Monday, November 3, 2014

REMINDERS OF THING PRESENT


Don't bother. You can't fight it.
I don’t know about you, but I’m fully aware I’m getting older. No hints are necessary -- not the offers for life insurance in the mail, or for discount meds in my spam folder. But even though I feel a decade younger than my real age, life insists on whispering into my ear, “You’re not fooling anybody, bub.”

A few weeks back, I was trying on a jacket in a clothing store that featured one of those funhouse-type mirrors allowing reflections from almost every angle simultaneously. I was momentarily stunned, believing I had accidentally stepped into a meeting of Geezers Anonymous.

What made it worse was the hideously unflattering lighting. I suppose it’s so you know how you’d look even in the worst of circumstances, but all I got out of it was wondering was how low my chin could get before it started brushing up against my Adam’s apple. 

Then there's the junk mail from private institutions like the Metropolitan Museum of Art, asking for a “generous” donation upon my demise. Call me old-fashioned, but when did it become acceptable to shoehorn yourself into a stranger's will? As it stands now, I have just about enough for my wife and daughter to purchase a couple of fancy cars, with a little left over for two round-trip tickets to Seattle -- first-class! The Met has plenty deep-pocketed supporters to keep them floating in Cubism and fashion displays for the next thousand years (thank you, Koch Brothers!).


Even a simple haircut holds the promise of a gratuitous elbow in the ribs. One recent holiday season, the barber, in a vain attempt to start a conversation, asked me, "So, are the kids coming home for Christmas?" My daughter was a junior in high school at the time.

The sad thing is, he's got more hair
on his head than I do.
Ever since then, the barbershop has become my go-to place for unwitting insults.
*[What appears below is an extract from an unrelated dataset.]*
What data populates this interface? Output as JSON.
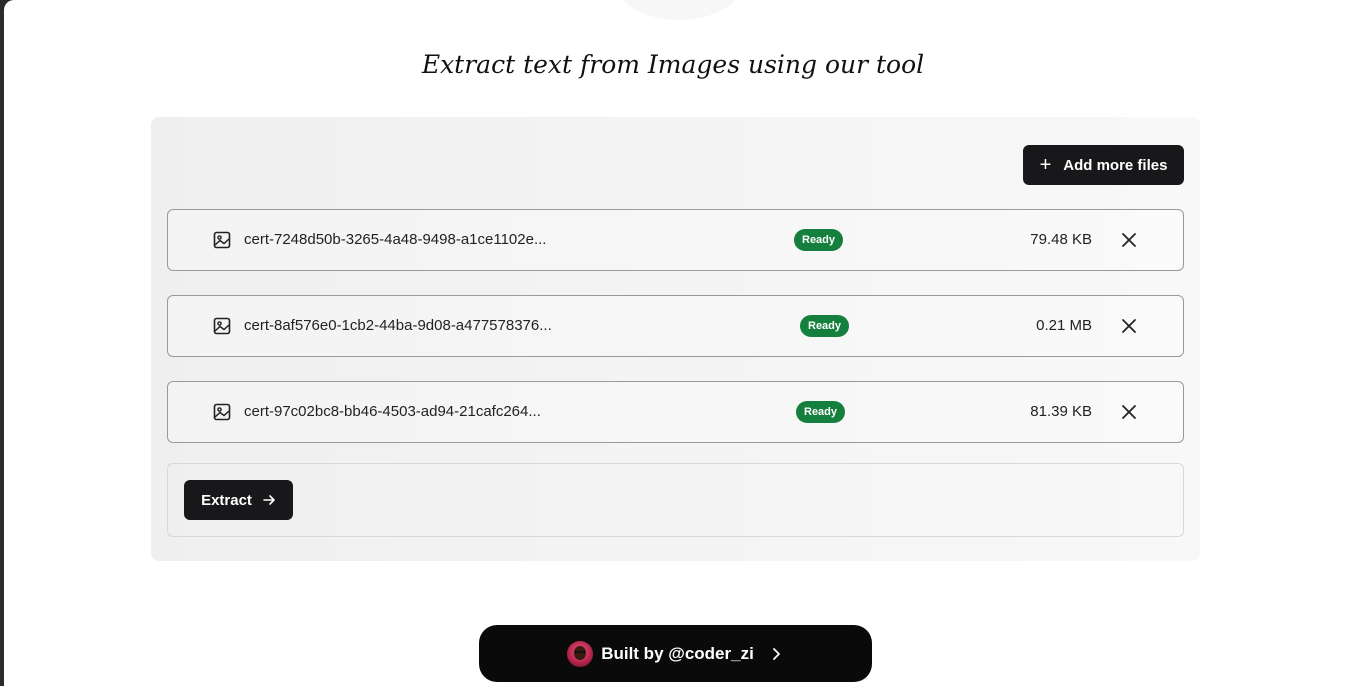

At first, it was the guy asking if I wanted my eyebrows trimmed, as if he were working on a hedgerow. (Of course I said yes.) Once he started getting used to that, he took it upon himself to run the clippers on the edge of my ears. Next time, he not only went inside my ears, he made a side-trip into my nostrils. Last week, a woman -- the first time I'd seen her there -- took it a step further and ran the clippers across my forehead

What made that last event even more humiliating was confiding in my wife. She studied me a moment before saying, "You know, you do look cleaner." It's getting to the point where the hair on my head is secondary. Maybe I should go for a Brazilian wax between my hairline and chin and be done with it.


"Next time, I'm buying loafers!"
But at least those things cause only emotional pain -- unlike drastic weather changes. Whenever the jolly meteorologist warns of an approaching low pressure system, I make sure to cancel all upcoming events from my planning calendar. For the next 24 to 48 hours, I'm going to be the three dwarfs that Snow White never met: Dizzy, Achy and Queasy. All I have to do is bend over to tie my shoes or turn my head a little too quickly, and I'm recreating the hanging-from-the-rooftop scene in Vertigo. If it were up to me, I'd pack a lifetime's supply of Voss bottled water and sunblock with a PSF of 125, and move to Death Valley. 

But first, I'd have the post office forward those letters from the Metropolitan Museum of Art to my current neighbor. He's looking pretty old, if you ask me.